A tolerância passou a ser moeda fraca. Os beligerantes – é caso para assim serem tratados – não se apaziguam enquanto não maltratam os oponentes, deixando-os abraçados ao ridículo a que são reduzidas as ideias que propõem. Não se contentam com a exibição grotesca de quem sai vencedor de um litígio, como se uma discussão tivesse de ser um litígio; o triunfo tem de ser selado com o derradeiro ato: esmagar o adversário, como se tivesse havido uma metamorfose e se tornasse inimigo, como quem esmaga uma abóbora para se rir dos sucos saborosos que escorrem da humilhação do outro.
Esta tolerância distorcida mata por dentro a tolerância que devia ser hasteada quando alguém debate com outrem. É distorcida a tolerância porque os que se propõem a dobrar o braço dos oponentes, com a violência psicológica que for necessária (e, às vezes, até da física), só cultivam a tolerância desde que ela seja a ponte que se estende para a exibição da sua superioridade. Não se tenha tamanha tolerância em boa conta; não se tenha, até, em conta sequer para ser tida como tolerância. Os outros são idiotas úteis, atirados para o estatuto de inferioridade que serve para exaltar tanta magnificência. Quem assim se comporta não cuida de saber do ultraje que verte sobre si mesmo: um diálogo de surdos; ou, o que é pior, um diálogo de um só não é arma edificante quando se cotejam as ideias que diferem entre si. Não há pior modo de confessar o medo da concorrência.

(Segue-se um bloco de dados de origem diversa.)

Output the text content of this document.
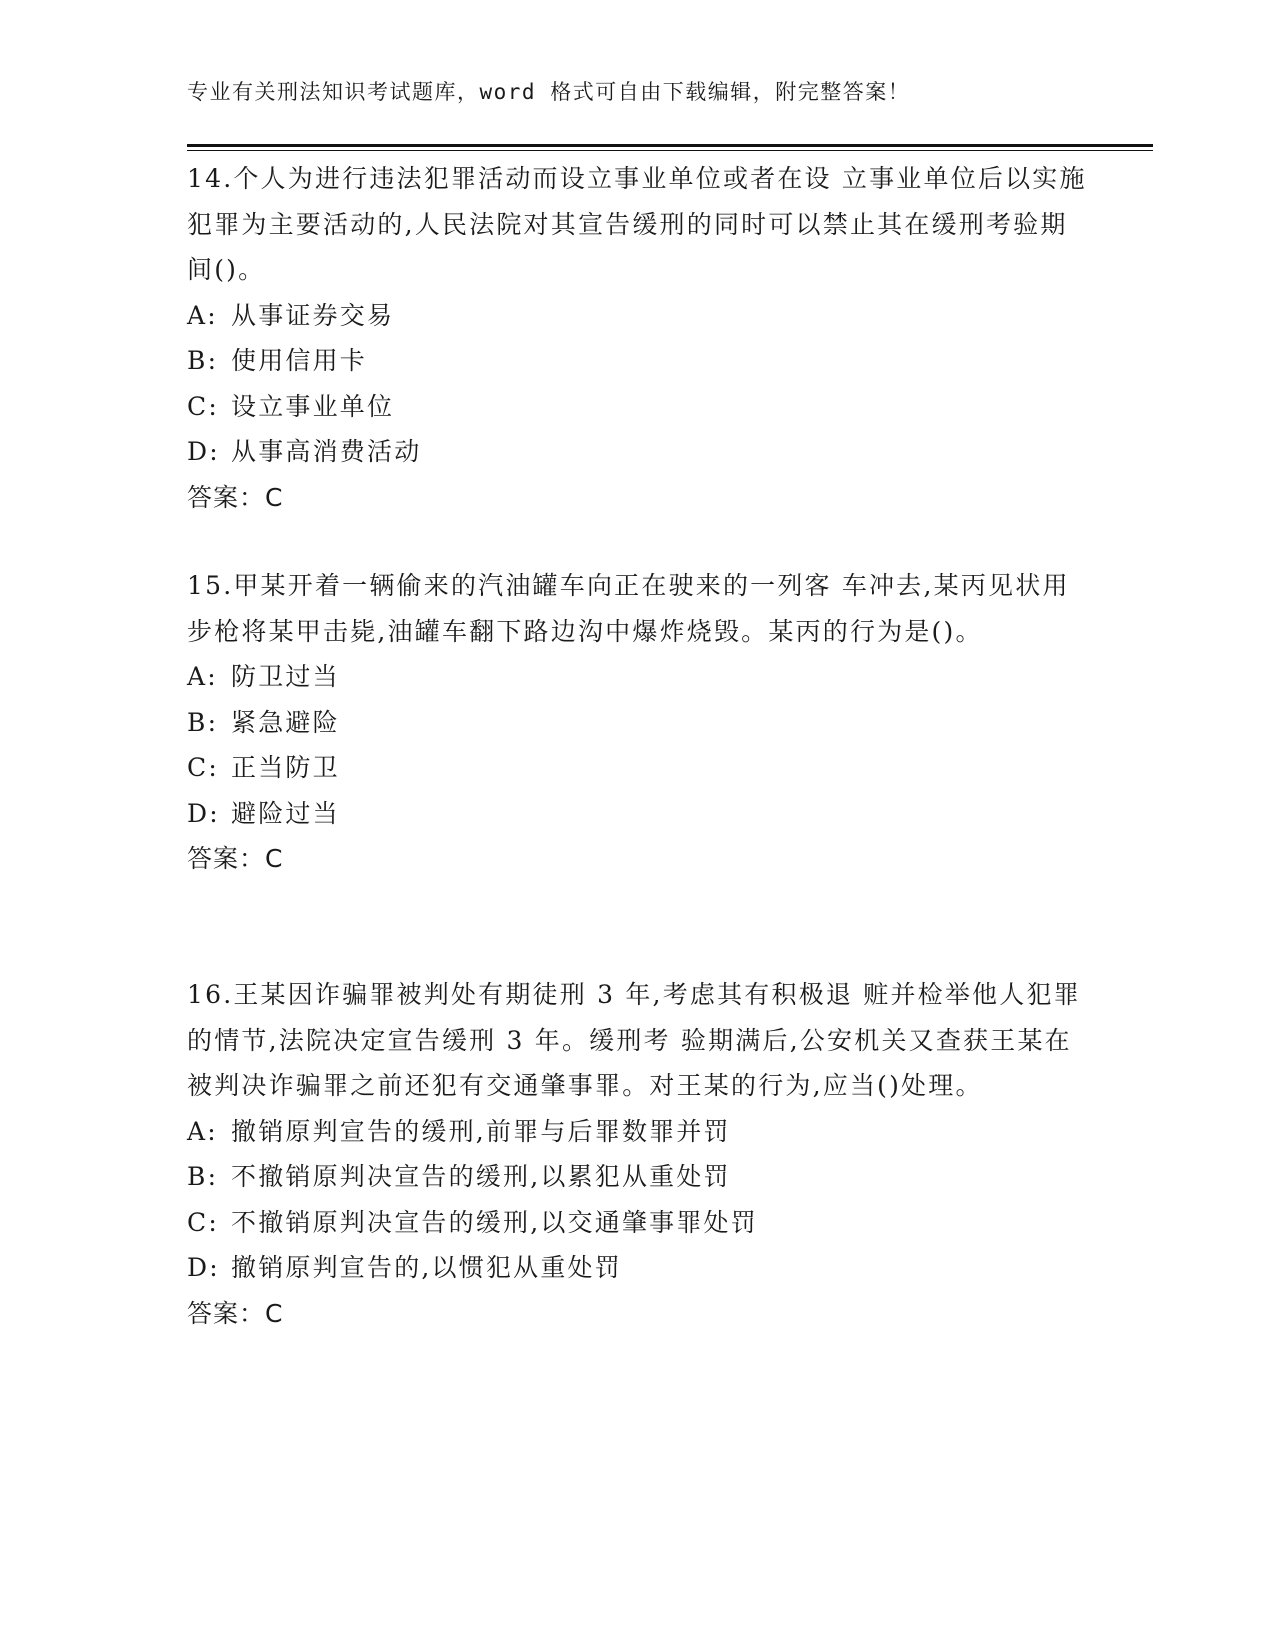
专业有关刑法知识考试题库，word 格式可自由下载编辑，附完整答案！

14.个人为进行违法犯罪活动而设立事业单位或者在设 立事业单位后以实施犯罪为主要活动的,人民法院对其宣告缓刑的同时可以禁止其在缓刑考验期间()。

A: 从事证券交易

B: 使用信用卡

C: 设立事业单位

D: 从事高消费活动

答案：C

15.甲某开着一辆偷来的汽油罐车向正在驶来的一列客 车冲去,某丙见状用步枪将某甲击毙,油罐车翻下路边沟中爆炸烧毁。某丙的行为是()。

A: 防卫过当

B: 紧急避险

C: 正当防卫

D: 避险过当

答案：C

16.王某因诈骗罪被判处有期徒刑 3 年,考虑其有积极退 赃并检举他人犯罪的情节,法院决定宣告缓刑 3 年。缓刑考 验期满后,公安机关又查获王某在被判决诈骗罪之前还犯有交通肇事罪。对王某的行为,应当()处理。

A: 撤销原判宣告的缓刑,前罪与后罪数罪并罚

B: 不撤销原判决宣告的缓刑,以累犯从重处罚

C: 不撤销原判决宣告的缓刑,以交通肇事罪处罚

D: 撤销原判宣告的,以惯犯从重处罚

答案：C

Este esmagamento do outro viola a dignidade humana. Os beligerantes desta cepa deviam ter a lucidez de identificar os outros como tão pessoas quanto eles. Esmagar o outro não condiz com este estatuto. A metáfora ensina que são as baratas que se sujeitam a esmagamento quando se aproximam de um sapato diligente. Uma pessoa está muitos degraus acima de uma barata.
Só uma loucura não atendida, ou um excesso de confiança que vem pintado com as cores da loucura, explica por que beligerantes desta cepa ignoram que estão na linha de sucessão para serem esmagados pela irredutibilidade dos outros. O futuro dirá quando será a sua vez de serem sujeitos ao tratamento “smashing pumpkin”.